Spatially Resolved Colors and Stellar Population Properties in Early-Type Galaxies at z ~ 1.5

TL;DR

This study investigates color gradients in early-type galaxies at z ~ 1.5, revealing that stellar age variations primarily explain these gradients, with complex stellar population changes also contributing, challenging existing galaxy formation models.

Contribution

It provides the first detailed analysis linking color gradients to stellar population variations in high-redshift ETGs, highlighting the complexity of their formation histories.

Findings

Most galaxies show negative color gradients within R_e.

Stellar age variation explains color gradients in half of the sample.

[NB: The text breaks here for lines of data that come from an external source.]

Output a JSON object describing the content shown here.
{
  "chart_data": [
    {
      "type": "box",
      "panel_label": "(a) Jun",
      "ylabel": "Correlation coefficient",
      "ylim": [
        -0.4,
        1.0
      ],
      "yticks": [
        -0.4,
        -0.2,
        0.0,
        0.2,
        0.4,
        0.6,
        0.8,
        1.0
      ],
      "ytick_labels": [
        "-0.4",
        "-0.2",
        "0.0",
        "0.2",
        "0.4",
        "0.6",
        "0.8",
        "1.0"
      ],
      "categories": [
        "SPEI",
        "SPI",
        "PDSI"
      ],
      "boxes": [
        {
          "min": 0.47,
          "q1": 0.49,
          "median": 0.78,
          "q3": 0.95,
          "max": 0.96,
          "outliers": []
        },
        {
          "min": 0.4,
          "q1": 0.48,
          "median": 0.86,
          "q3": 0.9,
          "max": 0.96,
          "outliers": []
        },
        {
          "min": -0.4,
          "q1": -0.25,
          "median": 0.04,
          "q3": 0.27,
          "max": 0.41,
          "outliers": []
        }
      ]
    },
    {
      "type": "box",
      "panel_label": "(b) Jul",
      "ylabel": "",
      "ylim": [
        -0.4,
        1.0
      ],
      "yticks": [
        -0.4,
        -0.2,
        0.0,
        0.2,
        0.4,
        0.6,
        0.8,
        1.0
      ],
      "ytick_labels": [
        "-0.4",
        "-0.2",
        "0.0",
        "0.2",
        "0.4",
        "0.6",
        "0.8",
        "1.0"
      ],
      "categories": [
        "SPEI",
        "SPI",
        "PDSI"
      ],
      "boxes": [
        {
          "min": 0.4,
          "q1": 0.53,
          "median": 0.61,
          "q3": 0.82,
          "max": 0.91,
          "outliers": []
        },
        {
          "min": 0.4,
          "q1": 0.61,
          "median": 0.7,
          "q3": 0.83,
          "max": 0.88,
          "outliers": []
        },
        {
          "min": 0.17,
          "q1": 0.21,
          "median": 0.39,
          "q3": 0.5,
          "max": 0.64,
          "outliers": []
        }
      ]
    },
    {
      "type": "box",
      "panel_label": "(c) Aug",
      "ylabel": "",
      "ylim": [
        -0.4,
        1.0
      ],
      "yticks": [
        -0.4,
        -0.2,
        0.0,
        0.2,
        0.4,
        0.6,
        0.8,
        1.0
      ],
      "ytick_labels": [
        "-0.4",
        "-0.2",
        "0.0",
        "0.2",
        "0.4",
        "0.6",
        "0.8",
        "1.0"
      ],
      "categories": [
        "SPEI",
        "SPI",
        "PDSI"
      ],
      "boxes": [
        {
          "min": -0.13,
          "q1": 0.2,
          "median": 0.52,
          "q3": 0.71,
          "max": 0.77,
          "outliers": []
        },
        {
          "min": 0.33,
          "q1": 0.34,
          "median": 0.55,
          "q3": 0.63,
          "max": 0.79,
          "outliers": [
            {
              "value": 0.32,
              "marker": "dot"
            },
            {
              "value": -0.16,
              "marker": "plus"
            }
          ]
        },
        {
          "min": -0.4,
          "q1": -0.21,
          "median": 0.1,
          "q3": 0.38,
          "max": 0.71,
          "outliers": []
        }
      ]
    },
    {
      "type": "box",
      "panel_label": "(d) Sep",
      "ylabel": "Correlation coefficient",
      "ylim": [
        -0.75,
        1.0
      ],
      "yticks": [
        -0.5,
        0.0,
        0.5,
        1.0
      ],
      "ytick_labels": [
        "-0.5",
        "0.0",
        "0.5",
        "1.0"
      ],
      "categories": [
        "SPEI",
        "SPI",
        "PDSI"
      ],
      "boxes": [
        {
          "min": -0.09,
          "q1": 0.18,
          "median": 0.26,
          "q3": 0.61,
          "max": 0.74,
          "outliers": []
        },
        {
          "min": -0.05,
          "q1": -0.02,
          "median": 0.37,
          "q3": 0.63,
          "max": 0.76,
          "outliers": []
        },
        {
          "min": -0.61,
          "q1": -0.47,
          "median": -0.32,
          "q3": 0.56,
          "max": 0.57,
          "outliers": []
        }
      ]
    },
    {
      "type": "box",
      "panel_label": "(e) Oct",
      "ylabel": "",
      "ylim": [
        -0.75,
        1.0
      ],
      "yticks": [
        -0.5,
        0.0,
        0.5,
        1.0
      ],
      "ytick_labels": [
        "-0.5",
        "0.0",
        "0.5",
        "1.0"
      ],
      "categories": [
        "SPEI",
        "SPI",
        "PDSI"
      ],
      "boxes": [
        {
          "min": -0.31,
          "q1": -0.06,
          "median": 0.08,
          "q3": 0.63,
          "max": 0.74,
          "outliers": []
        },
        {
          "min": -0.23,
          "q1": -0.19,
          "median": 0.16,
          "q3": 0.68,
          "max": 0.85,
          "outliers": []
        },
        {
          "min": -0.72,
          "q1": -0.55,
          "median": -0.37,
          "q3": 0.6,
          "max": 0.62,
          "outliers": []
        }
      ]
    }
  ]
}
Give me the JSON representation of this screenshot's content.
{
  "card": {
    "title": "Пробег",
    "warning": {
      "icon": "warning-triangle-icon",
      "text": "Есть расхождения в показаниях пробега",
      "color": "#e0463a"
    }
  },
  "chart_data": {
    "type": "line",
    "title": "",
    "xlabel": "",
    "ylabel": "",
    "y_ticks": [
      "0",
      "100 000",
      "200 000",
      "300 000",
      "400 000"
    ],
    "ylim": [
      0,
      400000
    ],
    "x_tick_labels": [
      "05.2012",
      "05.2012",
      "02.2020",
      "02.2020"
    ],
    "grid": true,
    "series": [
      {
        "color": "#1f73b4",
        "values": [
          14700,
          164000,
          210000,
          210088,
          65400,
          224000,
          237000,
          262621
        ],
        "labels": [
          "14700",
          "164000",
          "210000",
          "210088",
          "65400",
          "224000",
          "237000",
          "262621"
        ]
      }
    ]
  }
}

Existing galaxy formation models cannot fully explain the observed gradients.

Abstract

We present F850LP-F160W color gradients for 11 early-type galaxies (ETGs) at 1.0<z_spec<1.9. Significant negative F850LP-F160W color gradients have been detected in ~70% of our sample within the effective radius R_e, the remaining 30% having a flat color profile. Extending the analysis at R>R_e we have found that the fraction of high-z ETGs with negative F850LP-F160W color gradients rises up to 100%. For each galaxy, we investigate the origin of the radial color variation with a technique based on the matching of both the spatially resolved color and the global spectral energy distribution (SED) to predictions of composite stellar population models. In fact, we find that the age of the stellar populations is the only parameter whose radial variation alone can fully account for the observed color gradients and global SEDs for half of the galaxies in our sample (6 ETGs), without the need of radial variation of any other stellar population property. For four out of these six ETGs, a pure metallicity variation can also reproduce the detected color gradients. Nonetheless, a minor contribution to the observed color gradients from radial variation of star-formation time scale, abundance of low-to-high mass stars and dust cannot be completely ruled out. For the remaining half of the sample, our analysis suggests a more complex scenario whereby more properties of the stellar populations need to simultaneously vary to generate the observed color gradients and global SED. Our results show that, despite the young mean age of our galaxies (<3-4 Gyr), they already exhibit significant differences among their stellar content. We have discussed our results within the framework of the widest accepted scenarios of galaxy formation and conclude that none of them can satisfactorily account for the observed distribution of color gradients and for the spatially resolved content of high-z ETGs.